The Washington Post, UNITED NATIONS — The United Nations' chief weapons inspector has concluded there is no evidence that Iraq ever developed unpiloted drones capable of discharging chemical and biological weapons agents on enemy targets.
The Bush administration cited the threat that Iraqi drones could be used in such attacks on U.S. cities in making its case for invading Iraq, but U.S. weapons inspectors in Iraq challenged those claims after the U.S.-led invasion. The CIA's top weapons expert in Iraq, Charles Duelfer, revived the debate, telling Congress last April that the group overseeing the U.S.-led hunt for Iraqi weapons had found evidence of advances in the development of Iraqi drones that were not reported to the United Nations.

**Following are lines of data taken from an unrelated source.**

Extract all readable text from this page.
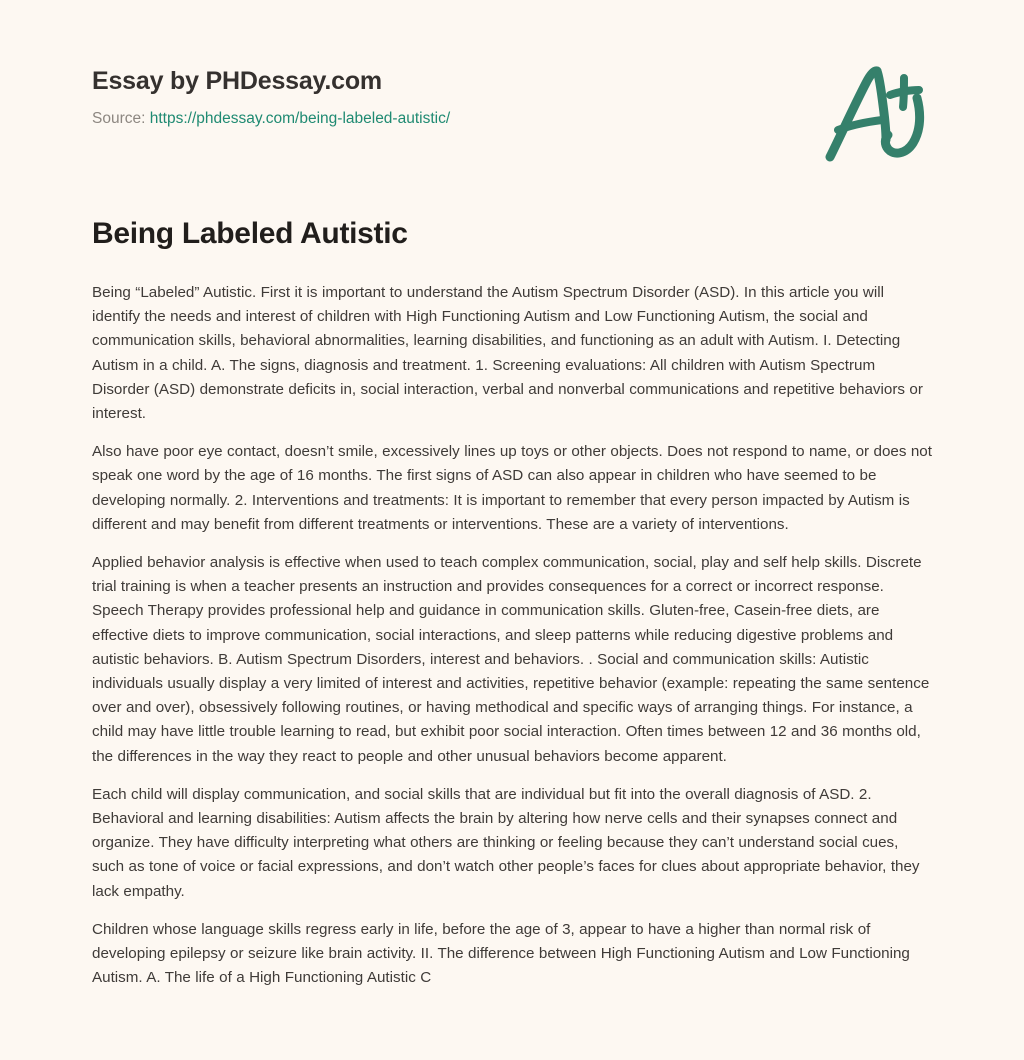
Essay by PHDessay.com
Source: https://phdessay.com/being-labeled-autistic/
Being Labeled Autistic

Being “Labeled” Autistic. First it is important to understand the Autism Spectrum Disorder (ASD). In this article you will identify the needs and interest of children with High Functioning Autism and Low Functioning Autism, the social and communication skills, behavioral abnormalities, learning disabilities, and functioning as an adult with Autism. I. Detecting Autism in a child. A. The signs, diagnosis and treatment. 1. Screening evaluations: All children with Autism Spectrum Disorder (ASD) demonstrate deficits in, social interaction, verbal and nonverbal communications and repetitive behaviors or interest.

Also have poor eye contact, doesn’t smile, excessively lines up toys or other objects. Does not respond to name, or does not speak one word by the age of 16 months. The first signs of ASD can also appear in children who have seemed to be developing normally. 2. Interventions and treatments: It is important to remember that every person impacted by Autism is different and may benefit from different treatments or interventions. These are a variety of interventions.

Applied behavior analysis is effective when used to teach complex communication, social, play and self help skills. Discrete trial training is when a teacher presents an instruction and provides consequences for a correct or incorrect response. Speech Therapy provides professional help and guidance in communication skills. Gluten-free, Casein-free diets, are effective diets to improve communication, social interactions, and sleep patterns while reducing digestive problems and autistic behaviors. B. Autism Spectrum Disorders, interest and behaviors. . Social and communication skills: Autistic individuals usually display a very limited of interest and activities, repetitive behavior (example: repeating the same sentence over and over), obsessively following routines, or having methodical and specific ways of arranging things. For instance, a child may have little trouble learning to read, but exhibit poor social interaction. Often times between 12 and 36 months old, the differences in the way they react to people and other unusual behaviors become apparent.

Each child will display communication, and social skills that are individual but fit into the overall diagnosis of ASD. 2. Behavioral and learning disabilities: Autism affects the brain by altering how nerve cells and their synapses connect and organize. They have difficulty interpreting what others are thinking or feeling because they can’t understand social cues, such as tone of voice or facial expressions, and don’t watch other people’s faces for clues about appropriate behavior, they lack empathy.

Children whose language skills regress early in life, before the age of 3, appear to have a higher than normal risk of developing epilepsy or seizure like brain activity. II. The difference between High Functioning Autism and Low Functioning Autism. A. The life of a High Functioning Autistic C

Although the United Nations has suspected that Iraq had halted development of drones for chemical or biological attacks, the findings are the most definitive U.N. account of the program since the U.N. inspection agency was established in 1999. They are consistent with the views of U.S. Air Force intelligence analysts and the Pentagon's Missile Defense Agency, which said before the war that the drones were being developed for reconnaissance.
The Security Council is expected to debate the weapons inspector's conclusions Wednesday.
In the 15-page report, Dimitri Perricos, acting chief of the U.N. Monitoring, Verification and Inspection Commission, said Iraq admitted pursuing a 1990 effort to convert a Russian fighter jet into a remotely piloted vehicle capable of spraying biological warfare agents at a target. But the program was halted by the beginning of the 1991 Persian Gulf War, he said.